Animus Lost

On Regrets

Fritz thundered off into the forest shouting, and Arkh took a moment to collect himself. He was pretty sure he had missed, but he’d just loosed his crossbow, and he was pretty sure it was at another person. He’d never done that before.

Waking Goldie was an experience, but she made enough noise that he didn’t really have to bother with anyone else. “Fritz just ran off into the forest,” he sputtered out nervously. “I think he saw something.”

“Wha’ was it?” Albin asked as he stood up. There was so much hair, Arkh genuinely couldn’t tell if the dwarf was nude or not.

“I’m not sure, but I think he thought it was a thief.”

“It was,” Beefstick interjected. “My pack is missing.”

“Aye, and a smart one, too,” agreed Albin. “Sod cut the straps on my armor. These’ll need stitching later.”

“Later?” Arkh inquired.

Beefstick bleated. “Someone took our stuff. We gotta go get ’em.” They all hefted weapons and had magic at the ready.

“Oh, alright. I’ll uh… I’ll be right with you then.” And with that, the camp was empty, save Arkh. He wanted to see what the thief took from him, if anything. “Can’t imagine anyone seeing anything valuable in my pack,” he mumbled to himself as he opened it up, “just a bunch of maps and pa—”

Arkh was four years old. He handed his mother a piece of paper she’d given him, eager to show her his work. She smiled at the drawing, and asked “is this the Abbey?” He beamed with pride as he nodded furiously.

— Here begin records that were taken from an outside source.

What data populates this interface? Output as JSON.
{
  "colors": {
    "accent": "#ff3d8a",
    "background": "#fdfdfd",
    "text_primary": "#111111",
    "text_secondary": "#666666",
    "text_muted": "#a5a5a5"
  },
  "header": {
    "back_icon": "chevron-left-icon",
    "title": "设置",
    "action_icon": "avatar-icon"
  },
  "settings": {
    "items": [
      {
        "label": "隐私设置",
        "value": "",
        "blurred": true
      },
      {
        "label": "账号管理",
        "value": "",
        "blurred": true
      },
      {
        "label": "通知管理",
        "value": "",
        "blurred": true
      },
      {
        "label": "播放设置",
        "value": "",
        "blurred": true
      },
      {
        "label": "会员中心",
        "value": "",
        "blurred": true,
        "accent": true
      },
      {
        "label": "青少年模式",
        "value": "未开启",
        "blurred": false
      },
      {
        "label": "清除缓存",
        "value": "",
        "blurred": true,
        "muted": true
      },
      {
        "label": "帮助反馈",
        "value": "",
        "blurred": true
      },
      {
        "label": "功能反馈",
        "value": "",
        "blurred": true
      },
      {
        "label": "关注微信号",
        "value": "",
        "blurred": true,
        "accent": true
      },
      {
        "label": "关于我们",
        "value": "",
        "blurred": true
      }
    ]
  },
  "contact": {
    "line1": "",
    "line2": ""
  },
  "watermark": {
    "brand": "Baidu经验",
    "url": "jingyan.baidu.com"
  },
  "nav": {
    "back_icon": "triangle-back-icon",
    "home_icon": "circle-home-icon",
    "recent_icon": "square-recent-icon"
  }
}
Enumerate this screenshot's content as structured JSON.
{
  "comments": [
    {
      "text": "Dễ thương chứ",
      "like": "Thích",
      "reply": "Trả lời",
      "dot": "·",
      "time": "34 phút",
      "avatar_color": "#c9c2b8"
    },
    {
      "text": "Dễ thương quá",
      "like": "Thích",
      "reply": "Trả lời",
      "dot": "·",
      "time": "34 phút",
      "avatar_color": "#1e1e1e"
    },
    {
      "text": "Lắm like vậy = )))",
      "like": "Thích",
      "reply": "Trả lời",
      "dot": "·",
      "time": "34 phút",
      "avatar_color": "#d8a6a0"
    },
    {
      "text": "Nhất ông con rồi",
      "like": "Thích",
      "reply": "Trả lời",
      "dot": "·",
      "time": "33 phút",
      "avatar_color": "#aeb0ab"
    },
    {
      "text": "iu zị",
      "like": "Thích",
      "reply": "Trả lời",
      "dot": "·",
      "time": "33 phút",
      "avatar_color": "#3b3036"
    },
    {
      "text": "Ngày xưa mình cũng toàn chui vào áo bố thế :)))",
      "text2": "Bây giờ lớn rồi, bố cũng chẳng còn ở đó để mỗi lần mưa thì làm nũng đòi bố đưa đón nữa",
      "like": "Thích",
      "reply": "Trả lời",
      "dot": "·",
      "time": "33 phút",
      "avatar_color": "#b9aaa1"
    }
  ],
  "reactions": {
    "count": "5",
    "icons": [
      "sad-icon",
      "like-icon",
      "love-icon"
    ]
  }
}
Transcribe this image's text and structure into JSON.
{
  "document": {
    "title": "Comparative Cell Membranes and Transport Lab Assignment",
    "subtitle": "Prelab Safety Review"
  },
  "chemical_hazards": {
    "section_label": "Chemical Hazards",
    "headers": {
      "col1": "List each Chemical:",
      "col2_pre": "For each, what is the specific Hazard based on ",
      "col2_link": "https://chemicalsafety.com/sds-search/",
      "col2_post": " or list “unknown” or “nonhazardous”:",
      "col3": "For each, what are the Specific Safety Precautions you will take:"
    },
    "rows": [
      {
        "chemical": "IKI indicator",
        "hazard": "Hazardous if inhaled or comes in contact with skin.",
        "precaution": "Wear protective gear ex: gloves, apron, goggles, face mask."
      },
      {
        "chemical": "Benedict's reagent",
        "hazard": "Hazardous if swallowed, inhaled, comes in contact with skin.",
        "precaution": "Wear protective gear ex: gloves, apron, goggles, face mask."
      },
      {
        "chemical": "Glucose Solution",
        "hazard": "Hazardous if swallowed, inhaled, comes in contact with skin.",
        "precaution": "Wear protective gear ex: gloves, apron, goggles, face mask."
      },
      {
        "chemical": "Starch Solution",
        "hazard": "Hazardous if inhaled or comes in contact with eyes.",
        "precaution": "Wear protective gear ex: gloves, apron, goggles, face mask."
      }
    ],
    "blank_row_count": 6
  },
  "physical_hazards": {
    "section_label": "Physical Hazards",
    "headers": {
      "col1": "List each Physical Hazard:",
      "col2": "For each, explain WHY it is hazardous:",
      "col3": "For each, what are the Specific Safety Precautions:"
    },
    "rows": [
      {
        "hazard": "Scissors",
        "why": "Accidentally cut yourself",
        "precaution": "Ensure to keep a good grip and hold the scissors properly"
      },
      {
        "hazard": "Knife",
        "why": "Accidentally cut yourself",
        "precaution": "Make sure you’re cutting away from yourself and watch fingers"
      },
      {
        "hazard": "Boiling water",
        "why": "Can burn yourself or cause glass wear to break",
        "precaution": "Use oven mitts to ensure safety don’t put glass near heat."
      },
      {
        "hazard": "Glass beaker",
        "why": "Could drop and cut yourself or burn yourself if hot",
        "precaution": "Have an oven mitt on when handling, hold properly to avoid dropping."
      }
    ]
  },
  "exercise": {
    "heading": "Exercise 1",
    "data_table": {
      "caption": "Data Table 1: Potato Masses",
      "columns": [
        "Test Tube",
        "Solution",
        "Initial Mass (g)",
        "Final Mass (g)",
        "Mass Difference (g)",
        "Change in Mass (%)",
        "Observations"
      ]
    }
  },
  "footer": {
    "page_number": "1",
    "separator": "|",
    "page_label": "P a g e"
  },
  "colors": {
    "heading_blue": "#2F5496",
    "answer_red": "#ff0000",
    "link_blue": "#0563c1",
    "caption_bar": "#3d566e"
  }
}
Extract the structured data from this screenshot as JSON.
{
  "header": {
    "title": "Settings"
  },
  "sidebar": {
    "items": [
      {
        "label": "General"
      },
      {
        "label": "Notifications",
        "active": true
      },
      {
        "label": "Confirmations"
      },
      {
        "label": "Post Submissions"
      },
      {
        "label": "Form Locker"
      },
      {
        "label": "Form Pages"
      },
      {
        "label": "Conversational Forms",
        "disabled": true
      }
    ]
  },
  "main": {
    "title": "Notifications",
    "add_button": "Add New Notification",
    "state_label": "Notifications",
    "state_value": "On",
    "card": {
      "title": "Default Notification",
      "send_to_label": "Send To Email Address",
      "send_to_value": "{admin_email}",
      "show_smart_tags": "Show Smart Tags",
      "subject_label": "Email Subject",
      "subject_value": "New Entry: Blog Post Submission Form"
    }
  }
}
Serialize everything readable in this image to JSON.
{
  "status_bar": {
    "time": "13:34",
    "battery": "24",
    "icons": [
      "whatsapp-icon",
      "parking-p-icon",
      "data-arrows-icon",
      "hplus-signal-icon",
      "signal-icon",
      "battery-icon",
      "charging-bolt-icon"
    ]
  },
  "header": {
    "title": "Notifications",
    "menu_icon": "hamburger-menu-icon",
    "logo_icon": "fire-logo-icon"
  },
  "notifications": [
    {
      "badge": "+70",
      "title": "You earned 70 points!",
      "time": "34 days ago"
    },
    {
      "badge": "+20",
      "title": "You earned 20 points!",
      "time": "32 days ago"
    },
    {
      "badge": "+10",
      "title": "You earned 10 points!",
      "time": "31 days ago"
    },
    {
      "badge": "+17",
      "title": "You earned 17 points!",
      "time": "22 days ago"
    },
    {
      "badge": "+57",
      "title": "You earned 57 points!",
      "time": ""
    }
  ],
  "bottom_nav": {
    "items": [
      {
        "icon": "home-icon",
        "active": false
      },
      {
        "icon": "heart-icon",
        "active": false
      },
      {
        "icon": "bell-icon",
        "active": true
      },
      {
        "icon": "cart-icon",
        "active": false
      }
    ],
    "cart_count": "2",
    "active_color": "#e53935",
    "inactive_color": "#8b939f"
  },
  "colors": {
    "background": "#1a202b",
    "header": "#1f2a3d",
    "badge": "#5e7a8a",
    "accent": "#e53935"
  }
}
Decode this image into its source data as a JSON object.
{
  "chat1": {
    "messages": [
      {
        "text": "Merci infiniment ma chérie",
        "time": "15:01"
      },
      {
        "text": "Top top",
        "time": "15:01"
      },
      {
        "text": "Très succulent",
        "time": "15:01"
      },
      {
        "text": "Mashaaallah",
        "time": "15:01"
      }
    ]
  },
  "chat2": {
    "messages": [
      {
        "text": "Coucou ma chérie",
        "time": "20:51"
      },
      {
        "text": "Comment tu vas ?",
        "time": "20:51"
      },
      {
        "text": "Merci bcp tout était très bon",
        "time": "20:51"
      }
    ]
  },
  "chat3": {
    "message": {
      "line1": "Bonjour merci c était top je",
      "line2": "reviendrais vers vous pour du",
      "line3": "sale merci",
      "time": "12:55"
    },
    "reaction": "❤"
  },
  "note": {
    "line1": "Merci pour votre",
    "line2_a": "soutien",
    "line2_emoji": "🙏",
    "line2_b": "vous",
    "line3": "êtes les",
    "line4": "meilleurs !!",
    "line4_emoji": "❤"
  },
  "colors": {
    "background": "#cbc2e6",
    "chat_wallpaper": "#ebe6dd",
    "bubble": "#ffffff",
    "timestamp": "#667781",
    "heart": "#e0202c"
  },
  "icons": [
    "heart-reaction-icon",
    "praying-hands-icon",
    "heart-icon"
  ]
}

Arkh was seven years old. His heart threatened to beat out of his chest as the Abbess hung his map on the wall, saying it was, without question, the best and most accurate depiction of the region she’d ever seen.

Arkh was nine years old. His eyes welled with tears as the Abbey passed out of view, his bottom already sore from the wooden bench of the Cartographer’s wagon. He would distract himself over the next few days by mapping their long journey to Cliffport.

Arkh was fifteen years old. He did his best to hide his embarassment as the instructor asked what the dark stain in the middle of his map was. He lied, explaining it as an ink spill that he’d cleaned up. He didn’t want to admit he’d stayed up all night perfecting his map, and had drooled a little when he’d fallen asleep on it.

Arkh was ninteen years old. He’d just been given a new master, a Cartographer named Banagama or something. No Cartographer had ever complimented his work the first time they saw it, but this new one did. Interesting.

Arkh was twenty-two years old. The other Apprentices were going into town to celebrate Apprentice Erikson’s birthday. They had pooled their money, and were going to buy him a bed at the bordello with it. Arkh wanted to go, but his Reach maps were severely lacking in quality, and he really needed to update them. He had more fun that night than any of the other Apprentices, even Erikson.

Arkh was twenty-seven years old. He held in his hands the last map Banagher had approved, before being promoted away. He had never been more proud of anything than he was of this map. Focusing as hard as he could on the map was the only way he could keep from crying, as the physicians of House Grav explained the situation to him. He’d never had many friends, but Banagher had been one of them.

Every single map was gone. All of them. His calling, his purpose. His triumphs and his failures, his achievements and his aspirations. The variegated pages of his life… stolen away in the night.

In that moment, nothing else mattered. There was no forest, there was no thief, there were no mercenaries, there was no crossbow in his hands. There was only a hammer, and a distance between hims and his maps. There was an obstacle, there was pain, and then there was nothing.

While he slept, he saw what he’d done. He saw the fury that ran in his blood, and the face of the thief that took his maps. Just a kid. He saw the fear in the kid’s face when he saw Arkh. He saw Albin in his way, and he saw how good of a warrior the dwarf was. Not just skilled, but good. They were all good. They saw a scared and desperate kid, and forgave him. Protected him. That’s what good people do.

Arkh woke to Albin’s face. “Ye were out fer a few minnits there, lad.” The other mercenaries were around, clearly positioned between Arkh and the kid. Arkh rolled over wordlessly and gathered his things.

Arkh was twenty-seven years old. He felt nothing but shame.